I am fundraising for Camp Ronald Mcdonald For Good Times I want to give back to Camp because without them I truly would not be the young lady I am today. A little background information The camp was offered to me in December of 2012 when I went to my annual remission checkup, my social worker always offers us opportunities to these activities for kids, that are in remission, and have been through treatment or who currently still are. Camp has not only been an impact on me but my family as well. Summer2012 was the first time I was able to go up to apple canyon campgrounds, luckily I was accompanied by my older brother, I was terrified, nervous, scared, excited, crying I mean what emotions was I not feeling it was my first time actually being away from home for more than 2 days this was a week, and I knew nobody, but my brother.

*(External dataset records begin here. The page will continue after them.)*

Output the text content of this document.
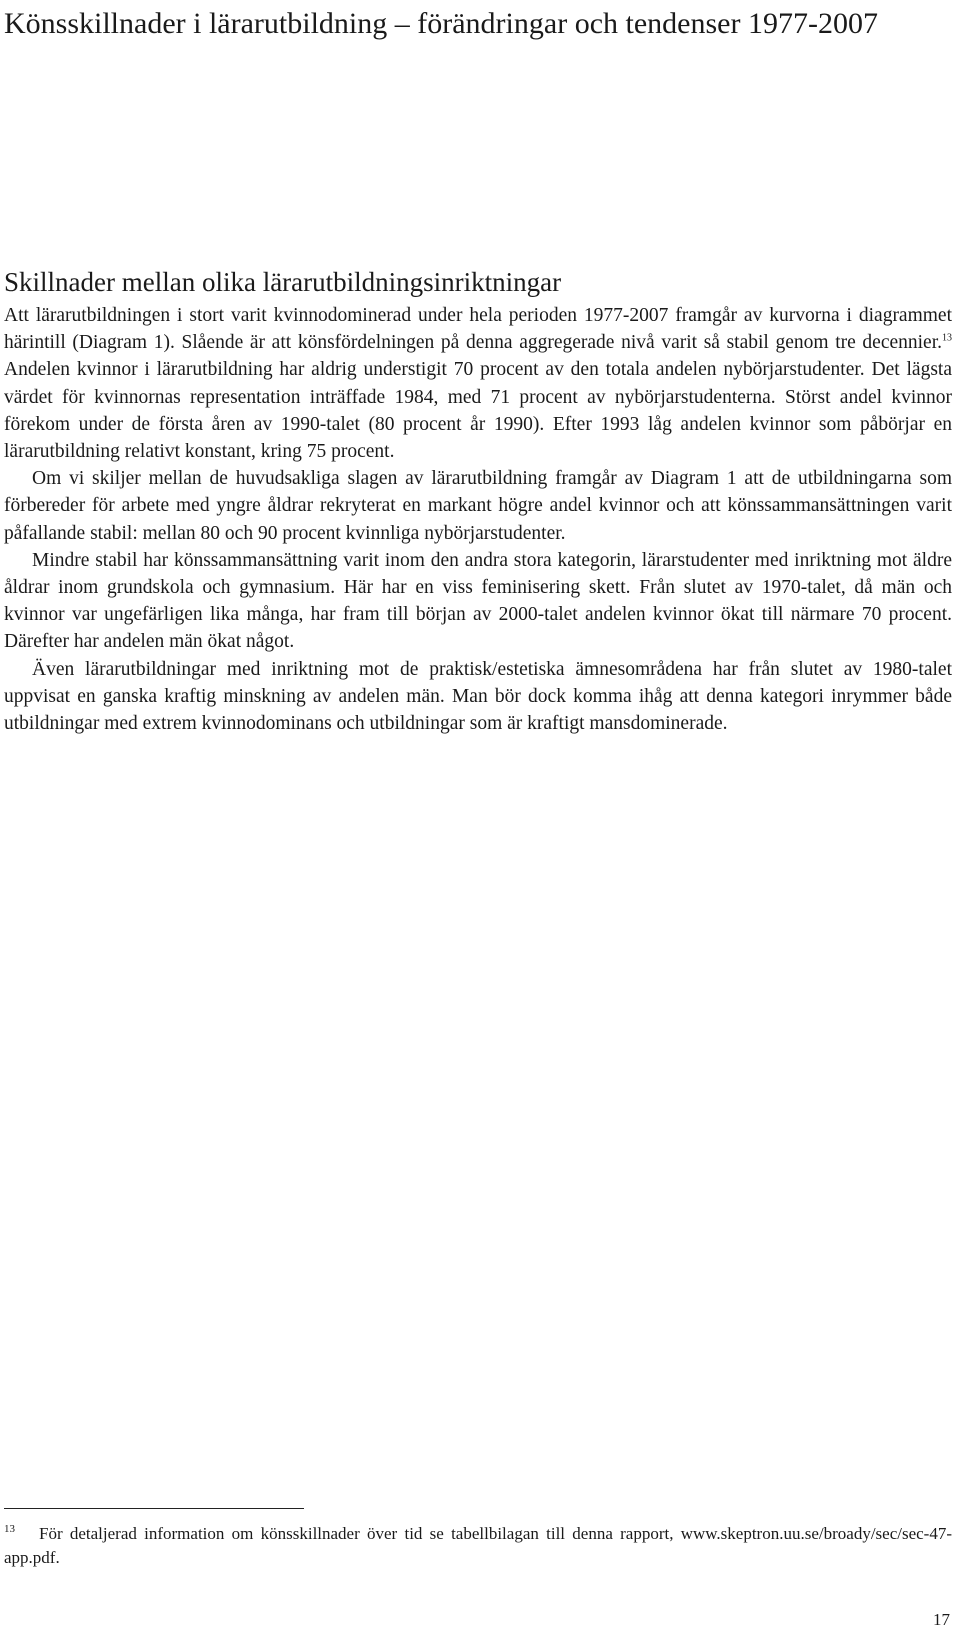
Könsskillnader i lärarutbildning – förändringar och tendenser 1977-2007
Skillnader mellan olika lärarutbildningsinriktningar

Att lärarutbildningen i stort varit kvinnodominerad under hela perioden 1977-2007 framgår av kurvorna i diagrammet härintill (Diagram 1). Slående är att könsfördelningen på denna aggregerade nivå varit så stabil genom tre decennier.$^{13}$ Andelen kvinnor i lärarutbildning har aldrig understigit 70 procent av den totala andelen nybörjarstudenter. Det lägsta värdet för kvinnornas representation inträffade 1984, med 71 procent av nybörjarstudenterna. Störst andel kvinnor förekom under de första åren av 1990-talet (80 procent år 1990). Efter 1993 låg andelen kvinnor som påbörjar en lärarutbildning relativt konstant, kring 75 procent.

Om vi skiljer mellan de huvudsakliga slagen av lärarutbildning framgår av Diagram 1 att de utbildningarna som förbereder för arbete med yngre åldrar rekryterat en markant högre andel kvinnor och att könssammansättningen varit påfallande stabil: mellan 80 och 90 procent kvinnliga nybörjarstudenter.

Mindre stabil har könssammansättning varit inom den andra stora kategorin, lärarstudenter med inriktning mot äldre åldrar inom grundskola och gymnasium. Här har en viss feminisering skett. Från slutet av 1970-talet, då män och kvinnor var ungefärligen lika många, har fram till början av 2000-talet andelen kvinnor ökat till närmare 70 procent. Därefter har andelen män ökat något.

Även lärarutbildningar med inriktning mot de praktisk/estetiska ämnesområdena har från slutet av 1980-talet uppvisat en ganska kraftig minskning av andelen män. Man bör dock komma ihåg att denna kategori inrymmer både utbildningar med extrem kvinnodominans och utbildningar som är kraftigt mansdominerade.

$^{13}$ För detaljerad information om könsskillnader över tid se tabellbilagan till denna rapport, www.skeptron.uu.se/broady/sec/sec-47-app.pdf.
17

We were both nervous, to say the least, and we were worrying over nothing because as soon as we got onto the bus everyone, was communicating making friends with each other counselors introducing themselves to everyone, I mean they all seemed to have this one big family connection. The second I saw that I felt calm, relaxed, and safe. I was no longer scared or nervous I was ready to see what this week would be like and to be honest my expectations were very low because I don't like trying new things or meeting new people, but as soon as I got into my cabin with my counselors I was already in love. I have made long-lasting friendships thanks to camp, I have been given many opportunities.
As I get older I do realize what camp means to me it’s not only a week in the summer where I get to clear my mind and be around this huge family, but it’s a week where I know I won’t be judged and won’t feel uncomfortable. The camp is my home away from home where I get to leave my life down the mountain and refresh and just forget about it for this one week. Making memories, building friendships laughs, tears I mean what have I not experienced here at camp.
So if you are still here reading this I want to say thank you for taking the time out of your day to read this. I am now here to ask if you would help me fundraise money for CRMFGT. I am not here asking for thousands of dollars, but your daily cup of coffee ranges from $3-$6 skip your coffee for one day, or those $20 you were going to use on amazon to do some impulsive buying, let's help keep camp running open your hearts is all I ask during these hard times of 2020-2021. Have a beautiful amazing rest of your day, Thank You.